Supplements Can’t Replace A Healthy Diet

Recent studies have called into question the value of taking vitamins and nutritional supplements. Some researchers even claim that their findings demonstrate that nutrients in pills can make your health worse. This controversy points to one indisputable truth: Your primary tool for getting optimal nutrition is eating a diet filled with fruits and vegetables. If you eat a junk food diet, supplements can’t offset its negative effects.

What A Body Needs

About 10 years ago, I was in a natural health store and overheard a customer ask the owner a provocative question: “How do I know if these supplements are helping me, and how long do I need to take them?”

His answer was smooth and well-rehearsed and went something like this: “Your body needs all of the essential vitamins and nutrients that we used to get from food. But now, with chemical farming, stress, poor diet and pollution, we can’t get them anymore. You are deficient every day on your nutritional needs and supplements are the necessary answer to becoming healthy over time.”

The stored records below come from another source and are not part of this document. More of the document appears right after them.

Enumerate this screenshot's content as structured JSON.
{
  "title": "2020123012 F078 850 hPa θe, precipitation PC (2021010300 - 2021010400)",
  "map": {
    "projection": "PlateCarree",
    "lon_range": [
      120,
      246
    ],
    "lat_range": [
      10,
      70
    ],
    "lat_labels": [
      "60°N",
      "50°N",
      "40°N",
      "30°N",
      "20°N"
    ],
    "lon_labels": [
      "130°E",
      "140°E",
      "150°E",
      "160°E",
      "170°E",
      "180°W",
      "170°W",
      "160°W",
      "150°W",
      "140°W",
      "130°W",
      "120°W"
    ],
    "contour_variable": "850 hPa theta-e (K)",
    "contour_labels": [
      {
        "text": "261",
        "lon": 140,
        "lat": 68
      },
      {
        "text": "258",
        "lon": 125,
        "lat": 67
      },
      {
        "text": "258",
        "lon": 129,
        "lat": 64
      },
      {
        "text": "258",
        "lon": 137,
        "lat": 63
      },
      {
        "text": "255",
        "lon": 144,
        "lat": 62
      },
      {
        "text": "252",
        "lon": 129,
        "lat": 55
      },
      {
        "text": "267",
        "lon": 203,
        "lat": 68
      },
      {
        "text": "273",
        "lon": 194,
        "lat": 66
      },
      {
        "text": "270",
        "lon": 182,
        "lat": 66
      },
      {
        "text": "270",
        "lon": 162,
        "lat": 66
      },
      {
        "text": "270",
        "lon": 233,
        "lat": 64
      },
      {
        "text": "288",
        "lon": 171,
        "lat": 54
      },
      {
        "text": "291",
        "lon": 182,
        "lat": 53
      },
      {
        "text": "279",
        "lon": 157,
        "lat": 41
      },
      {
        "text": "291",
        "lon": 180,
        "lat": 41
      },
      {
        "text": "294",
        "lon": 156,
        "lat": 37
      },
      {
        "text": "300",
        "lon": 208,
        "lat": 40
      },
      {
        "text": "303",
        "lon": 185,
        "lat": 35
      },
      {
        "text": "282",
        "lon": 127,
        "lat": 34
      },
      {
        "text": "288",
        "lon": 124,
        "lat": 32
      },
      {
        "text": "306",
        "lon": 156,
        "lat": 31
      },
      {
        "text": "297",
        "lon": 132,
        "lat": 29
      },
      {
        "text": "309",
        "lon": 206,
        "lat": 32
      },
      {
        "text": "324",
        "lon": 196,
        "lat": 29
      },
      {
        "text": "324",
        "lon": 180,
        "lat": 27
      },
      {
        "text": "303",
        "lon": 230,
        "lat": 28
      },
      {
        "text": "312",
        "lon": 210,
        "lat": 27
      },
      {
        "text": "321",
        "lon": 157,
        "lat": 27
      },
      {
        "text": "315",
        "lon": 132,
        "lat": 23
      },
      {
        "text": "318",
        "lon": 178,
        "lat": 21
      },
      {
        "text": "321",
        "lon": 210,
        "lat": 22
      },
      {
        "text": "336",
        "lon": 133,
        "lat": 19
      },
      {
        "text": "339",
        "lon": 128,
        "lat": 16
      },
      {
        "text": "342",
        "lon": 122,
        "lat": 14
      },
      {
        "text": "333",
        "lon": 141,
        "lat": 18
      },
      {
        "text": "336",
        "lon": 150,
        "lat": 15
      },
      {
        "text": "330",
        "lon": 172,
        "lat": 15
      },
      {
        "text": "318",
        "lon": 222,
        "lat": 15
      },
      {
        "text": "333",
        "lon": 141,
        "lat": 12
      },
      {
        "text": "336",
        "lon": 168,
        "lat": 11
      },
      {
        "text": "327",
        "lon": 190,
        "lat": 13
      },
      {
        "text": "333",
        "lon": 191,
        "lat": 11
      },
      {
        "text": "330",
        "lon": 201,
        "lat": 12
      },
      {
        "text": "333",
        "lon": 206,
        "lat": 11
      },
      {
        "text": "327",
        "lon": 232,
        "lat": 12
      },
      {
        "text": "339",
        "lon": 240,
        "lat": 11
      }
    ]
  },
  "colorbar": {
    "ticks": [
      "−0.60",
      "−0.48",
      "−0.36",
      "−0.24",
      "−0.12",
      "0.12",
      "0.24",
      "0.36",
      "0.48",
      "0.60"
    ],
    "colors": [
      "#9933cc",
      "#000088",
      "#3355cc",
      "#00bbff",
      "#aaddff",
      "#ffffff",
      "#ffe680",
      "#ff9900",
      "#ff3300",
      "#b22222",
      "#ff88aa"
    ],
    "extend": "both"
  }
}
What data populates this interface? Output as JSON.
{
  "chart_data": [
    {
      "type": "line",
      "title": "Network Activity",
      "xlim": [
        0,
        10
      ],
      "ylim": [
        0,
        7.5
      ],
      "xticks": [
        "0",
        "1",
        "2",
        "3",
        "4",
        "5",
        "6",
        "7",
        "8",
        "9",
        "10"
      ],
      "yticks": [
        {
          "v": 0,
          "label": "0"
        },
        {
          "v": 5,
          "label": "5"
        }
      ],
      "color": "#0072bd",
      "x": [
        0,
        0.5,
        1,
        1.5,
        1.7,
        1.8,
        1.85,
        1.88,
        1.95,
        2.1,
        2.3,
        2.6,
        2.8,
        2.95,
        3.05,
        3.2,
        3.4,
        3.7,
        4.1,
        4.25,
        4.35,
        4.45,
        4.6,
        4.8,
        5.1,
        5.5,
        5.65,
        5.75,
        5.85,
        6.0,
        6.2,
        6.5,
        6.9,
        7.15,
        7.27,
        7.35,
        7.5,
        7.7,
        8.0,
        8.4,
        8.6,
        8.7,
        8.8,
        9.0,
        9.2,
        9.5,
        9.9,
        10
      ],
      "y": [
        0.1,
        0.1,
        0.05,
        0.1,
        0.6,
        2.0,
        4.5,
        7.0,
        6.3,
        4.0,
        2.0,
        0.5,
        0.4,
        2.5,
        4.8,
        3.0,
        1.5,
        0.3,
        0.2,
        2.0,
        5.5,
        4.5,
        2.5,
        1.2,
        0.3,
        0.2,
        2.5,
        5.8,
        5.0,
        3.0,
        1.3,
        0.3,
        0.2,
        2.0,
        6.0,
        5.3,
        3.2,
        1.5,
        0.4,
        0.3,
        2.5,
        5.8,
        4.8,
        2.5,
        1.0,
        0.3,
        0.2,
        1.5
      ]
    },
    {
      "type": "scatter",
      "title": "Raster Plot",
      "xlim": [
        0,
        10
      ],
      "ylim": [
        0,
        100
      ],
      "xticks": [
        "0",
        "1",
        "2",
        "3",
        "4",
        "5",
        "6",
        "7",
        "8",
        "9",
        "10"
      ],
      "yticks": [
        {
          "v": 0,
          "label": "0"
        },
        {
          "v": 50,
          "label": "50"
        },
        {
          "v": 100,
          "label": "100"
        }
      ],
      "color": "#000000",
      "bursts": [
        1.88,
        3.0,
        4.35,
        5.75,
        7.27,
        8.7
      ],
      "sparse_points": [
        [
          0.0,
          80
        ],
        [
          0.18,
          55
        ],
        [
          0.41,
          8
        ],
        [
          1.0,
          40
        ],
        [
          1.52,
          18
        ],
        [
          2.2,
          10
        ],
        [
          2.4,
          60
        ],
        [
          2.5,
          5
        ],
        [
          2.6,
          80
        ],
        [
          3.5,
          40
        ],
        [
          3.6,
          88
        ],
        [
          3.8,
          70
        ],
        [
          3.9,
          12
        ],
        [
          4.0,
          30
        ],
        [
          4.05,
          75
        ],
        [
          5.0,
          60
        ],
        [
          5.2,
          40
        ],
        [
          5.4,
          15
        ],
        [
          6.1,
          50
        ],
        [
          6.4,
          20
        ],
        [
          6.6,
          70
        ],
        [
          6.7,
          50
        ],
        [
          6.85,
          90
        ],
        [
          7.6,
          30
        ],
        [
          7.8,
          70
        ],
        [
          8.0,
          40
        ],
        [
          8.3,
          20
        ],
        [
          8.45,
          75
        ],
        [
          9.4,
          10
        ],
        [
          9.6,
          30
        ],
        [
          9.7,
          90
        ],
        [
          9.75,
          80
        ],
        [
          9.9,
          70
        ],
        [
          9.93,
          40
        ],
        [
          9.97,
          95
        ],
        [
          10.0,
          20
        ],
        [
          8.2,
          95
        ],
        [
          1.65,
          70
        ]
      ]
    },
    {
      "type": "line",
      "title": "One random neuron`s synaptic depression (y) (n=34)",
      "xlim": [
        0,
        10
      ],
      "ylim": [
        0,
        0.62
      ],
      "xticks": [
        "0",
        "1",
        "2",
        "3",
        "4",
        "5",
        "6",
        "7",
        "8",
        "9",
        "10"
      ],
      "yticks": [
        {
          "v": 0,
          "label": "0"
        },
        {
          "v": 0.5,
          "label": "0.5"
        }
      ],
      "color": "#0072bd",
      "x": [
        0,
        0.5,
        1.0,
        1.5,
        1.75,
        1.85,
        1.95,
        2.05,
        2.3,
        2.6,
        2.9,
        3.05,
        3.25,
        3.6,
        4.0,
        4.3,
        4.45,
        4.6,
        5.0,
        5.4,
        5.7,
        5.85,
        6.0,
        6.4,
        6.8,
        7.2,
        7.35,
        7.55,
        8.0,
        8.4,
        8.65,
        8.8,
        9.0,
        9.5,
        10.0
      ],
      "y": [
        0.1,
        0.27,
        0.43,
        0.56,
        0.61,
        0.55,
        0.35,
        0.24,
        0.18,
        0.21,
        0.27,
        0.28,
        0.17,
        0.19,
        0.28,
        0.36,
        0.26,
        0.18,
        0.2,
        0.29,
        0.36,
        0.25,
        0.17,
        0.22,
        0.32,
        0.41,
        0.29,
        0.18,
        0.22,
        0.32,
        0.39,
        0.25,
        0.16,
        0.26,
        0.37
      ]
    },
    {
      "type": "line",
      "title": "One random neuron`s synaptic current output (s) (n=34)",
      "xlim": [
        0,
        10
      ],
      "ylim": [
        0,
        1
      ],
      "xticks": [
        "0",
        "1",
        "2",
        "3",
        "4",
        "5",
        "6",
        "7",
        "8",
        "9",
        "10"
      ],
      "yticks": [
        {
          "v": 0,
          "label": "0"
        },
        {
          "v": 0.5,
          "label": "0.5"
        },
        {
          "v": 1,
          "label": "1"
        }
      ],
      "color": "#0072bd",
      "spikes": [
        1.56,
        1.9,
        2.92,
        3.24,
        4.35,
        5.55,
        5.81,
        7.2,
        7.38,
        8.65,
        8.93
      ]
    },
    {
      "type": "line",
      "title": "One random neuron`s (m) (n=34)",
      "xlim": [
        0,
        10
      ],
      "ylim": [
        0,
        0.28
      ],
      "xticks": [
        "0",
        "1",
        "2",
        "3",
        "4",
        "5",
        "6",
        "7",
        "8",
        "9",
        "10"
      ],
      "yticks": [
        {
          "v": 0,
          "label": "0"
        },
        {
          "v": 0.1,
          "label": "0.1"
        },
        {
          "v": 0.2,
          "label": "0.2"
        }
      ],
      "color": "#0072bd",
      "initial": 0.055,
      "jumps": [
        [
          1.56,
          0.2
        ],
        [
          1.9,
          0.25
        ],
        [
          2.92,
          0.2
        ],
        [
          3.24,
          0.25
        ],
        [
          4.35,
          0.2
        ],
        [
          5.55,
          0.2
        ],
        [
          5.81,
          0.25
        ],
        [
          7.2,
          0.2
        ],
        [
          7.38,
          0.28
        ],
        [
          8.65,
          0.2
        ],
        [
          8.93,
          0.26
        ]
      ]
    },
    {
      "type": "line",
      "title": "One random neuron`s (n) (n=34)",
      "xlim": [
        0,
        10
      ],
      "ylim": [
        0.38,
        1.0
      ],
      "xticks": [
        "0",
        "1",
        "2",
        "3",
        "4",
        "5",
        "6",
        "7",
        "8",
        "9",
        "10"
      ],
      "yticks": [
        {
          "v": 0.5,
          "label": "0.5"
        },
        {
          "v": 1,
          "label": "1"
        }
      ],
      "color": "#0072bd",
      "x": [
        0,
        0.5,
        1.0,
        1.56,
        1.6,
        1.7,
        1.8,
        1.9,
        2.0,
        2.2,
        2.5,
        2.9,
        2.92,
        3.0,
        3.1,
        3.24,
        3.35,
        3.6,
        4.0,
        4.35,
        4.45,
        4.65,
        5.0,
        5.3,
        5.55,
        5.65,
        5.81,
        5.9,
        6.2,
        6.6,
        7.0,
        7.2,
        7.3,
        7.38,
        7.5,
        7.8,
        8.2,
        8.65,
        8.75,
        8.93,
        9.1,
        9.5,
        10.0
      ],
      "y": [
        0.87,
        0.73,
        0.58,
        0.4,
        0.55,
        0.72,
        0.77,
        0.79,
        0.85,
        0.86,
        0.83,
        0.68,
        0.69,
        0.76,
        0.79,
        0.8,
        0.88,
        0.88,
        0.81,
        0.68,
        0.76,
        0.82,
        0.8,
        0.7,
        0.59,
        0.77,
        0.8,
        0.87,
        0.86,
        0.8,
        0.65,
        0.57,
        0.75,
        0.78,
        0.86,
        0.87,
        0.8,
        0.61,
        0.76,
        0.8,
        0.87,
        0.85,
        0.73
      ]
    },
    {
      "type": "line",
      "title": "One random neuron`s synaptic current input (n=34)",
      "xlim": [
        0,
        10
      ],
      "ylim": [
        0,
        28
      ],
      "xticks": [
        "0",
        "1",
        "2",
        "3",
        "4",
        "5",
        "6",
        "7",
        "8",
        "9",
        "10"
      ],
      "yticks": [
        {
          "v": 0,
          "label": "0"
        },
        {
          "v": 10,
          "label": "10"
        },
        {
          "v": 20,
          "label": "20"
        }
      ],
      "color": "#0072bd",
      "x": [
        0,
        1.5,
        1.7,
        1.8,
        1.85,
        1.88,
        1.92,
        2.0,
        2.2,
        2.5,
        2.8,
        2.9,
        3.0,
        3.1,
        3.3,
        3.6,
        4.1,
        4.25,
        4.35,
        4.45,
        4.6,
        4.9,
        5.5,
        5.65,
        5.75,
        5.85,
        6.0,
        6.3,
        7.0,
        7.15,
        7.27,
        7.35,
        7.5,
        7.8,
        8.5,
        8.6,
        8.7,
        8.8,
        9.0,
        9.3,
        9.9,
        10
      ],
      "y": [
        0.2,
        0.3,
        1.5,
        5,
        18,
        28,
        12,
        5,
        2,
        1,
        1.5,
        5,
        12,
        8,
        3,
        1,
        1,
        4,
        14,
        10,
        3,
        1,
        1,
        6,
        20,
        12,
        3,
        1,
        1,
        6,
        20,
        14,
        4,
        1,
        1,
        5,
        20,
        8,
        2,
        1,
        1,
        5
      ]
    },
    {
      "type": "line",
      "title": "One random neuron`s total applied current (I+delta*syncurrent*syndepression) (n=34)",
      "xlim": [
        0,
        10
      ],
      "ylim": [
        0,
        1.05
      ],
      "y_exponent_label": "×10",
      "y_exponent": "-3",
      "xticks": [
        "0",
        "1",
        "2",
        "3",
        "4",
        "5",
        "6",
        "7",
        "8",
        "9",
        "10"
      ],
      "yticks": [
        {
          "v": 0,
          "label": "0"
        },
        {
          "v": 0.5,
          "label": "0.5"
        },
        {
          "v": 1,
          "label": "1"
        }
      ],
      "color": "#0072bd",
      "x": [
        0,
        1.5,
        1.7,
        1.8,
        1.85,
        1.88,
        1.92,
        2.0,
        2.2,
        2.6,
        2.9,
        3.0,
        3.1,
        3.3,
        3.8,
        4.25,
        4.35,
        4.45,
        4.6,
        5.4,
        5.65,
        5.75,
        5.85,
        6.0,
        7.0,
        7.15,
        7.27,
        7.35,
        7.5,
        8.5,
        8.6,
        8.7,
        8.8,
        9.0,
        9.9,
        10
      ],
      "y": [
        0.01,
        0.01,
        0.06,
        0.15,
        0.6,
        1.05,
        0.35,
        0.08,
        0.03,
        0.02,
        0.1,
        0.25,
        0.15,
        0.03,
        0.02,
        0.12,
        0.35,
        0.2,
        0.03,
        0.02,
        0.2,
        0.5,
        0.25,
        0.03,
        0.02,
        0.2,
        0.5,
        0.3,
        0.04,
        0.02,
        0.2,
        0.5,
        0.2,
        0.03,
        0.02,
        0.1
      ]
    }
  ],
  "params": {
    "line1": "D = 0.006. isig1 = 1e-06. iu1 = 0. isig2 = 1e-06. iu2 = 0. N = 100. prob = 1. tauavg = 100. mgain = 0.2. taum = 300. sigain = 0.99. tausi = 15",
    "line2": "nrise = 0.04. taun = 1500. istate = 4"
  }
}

It sounds like the wellness lifestyle party line. But it’s a line that doesn’t tell the whole truth. I’ll tell you why momentarily, but first I want to share some recent investigations.

The Feb. 28, 2007 issue of the Journal of the American Medical Association (JAMA) featured an article titled “Mortality in Randomized Trials of Antioxidant Supplements for Primary and Secondary Prevention.” This was a systematic review and meta-analysis of the effectiveness of five antioxidant supplements: beta carotene, vitamin A, vitamin C, vitamin E and selenium. In all, the authors compared the results of 68 randomized trials published in 385 publications that included 232,606 total participants. What they found, in short:

“When all low- and high-bias risk trials of antioxidant supplements were pooled together there was no significant effect on mortality. … In low-bias risk trials, after exclusion of selenium trials, beta carotene, vitamin A, and vitamin E, singly or combined, significantly increased mortality. Vitamin C and selenium had no significant effect on mortality.”

In the most recent JAMA issue, the article “Vitamin E and the Risk of Prostate Cancer” offered an overview of a “Selenium and Vitamin E Cancer Prevention Trial (SELECT).” The objective of this study was to see if relatively healthy men were better off (at reduced risk) of developing prostate cancer when taking antioxidant supplementation. A summary of what they found:

”A total of 35,533 men from 427 study sites… were randomized between August 22, 2001, and June 24, 2004. … randomly assigned to 1 of 4 treatment groups: 8752 to receive selenium; 8737, vitamin E; 8702, both agents, and 8696, placebo. … Compared with placebo, the absolute increase in risk of prostate cancer per 1000 person-years was 1.6 for vitamin E, 0.8 for selenium, and 0.4 for the combination. …  Conclusion: Dietary supplementation with vitamin E significantly increased the risk of prostate cancer among healthy men.”

Food For Thought

Similar research has tracked women’s supplement use. In a joint study by the University of Eastern Finland in Kuopio and the School of Public Health at the University of Minnesota in Minneapolis, it was found that older women allegedly increased their risk of death when taking vitamins:

“The study found that several supplements were associated with an increased risk of mortality, including multivitamins (increased absolute risk [IAR] of 2.4%), folic acid (IAR of 5.9%), iron (IAR of 3.9%), and copper (IAR of 18%). It also found that calcium supplementation was associated with a reduced risk of death.”

But while these large population studies seem to suggest supplements statistically increase the risk of death, the researchers did not analyze individuals’ diets and didn’t take into account whether their subjects were taking supplements derived from whole foods.

A Natural Approach

My own philosophy on this subject is simply to focus on a natural approach. Your body is built to break down, digest and pull nutrients from food: whole, unprocessed, untreated, unpackaged food. In addition, if you take supplements, they should be high-quality supplements derived from whole foods.

Foods contain enzymes and hundreds of other natural components that are needed to transport and break down their nutrients for use by the body. When specific nutritive components of foods like vitamins are chemically treated in a lab, isolated and put into low quality supplements, those supplements can be difficult for the body to break down and use.

In light of the clinical trials that call supplement use into question, consumers need to think long and hard about the research that backs up the supplements they take, whether their supplements are derived from whole food sources and what kind of diet they are eating. Most health experts agree: Your diet is of paramount importance in determining your health.  It should contain plenty of organic fruits and veggies. If you eat fast food burgers, fries and soft drinks every day, a supplement is not going to appreciably improve your well-being.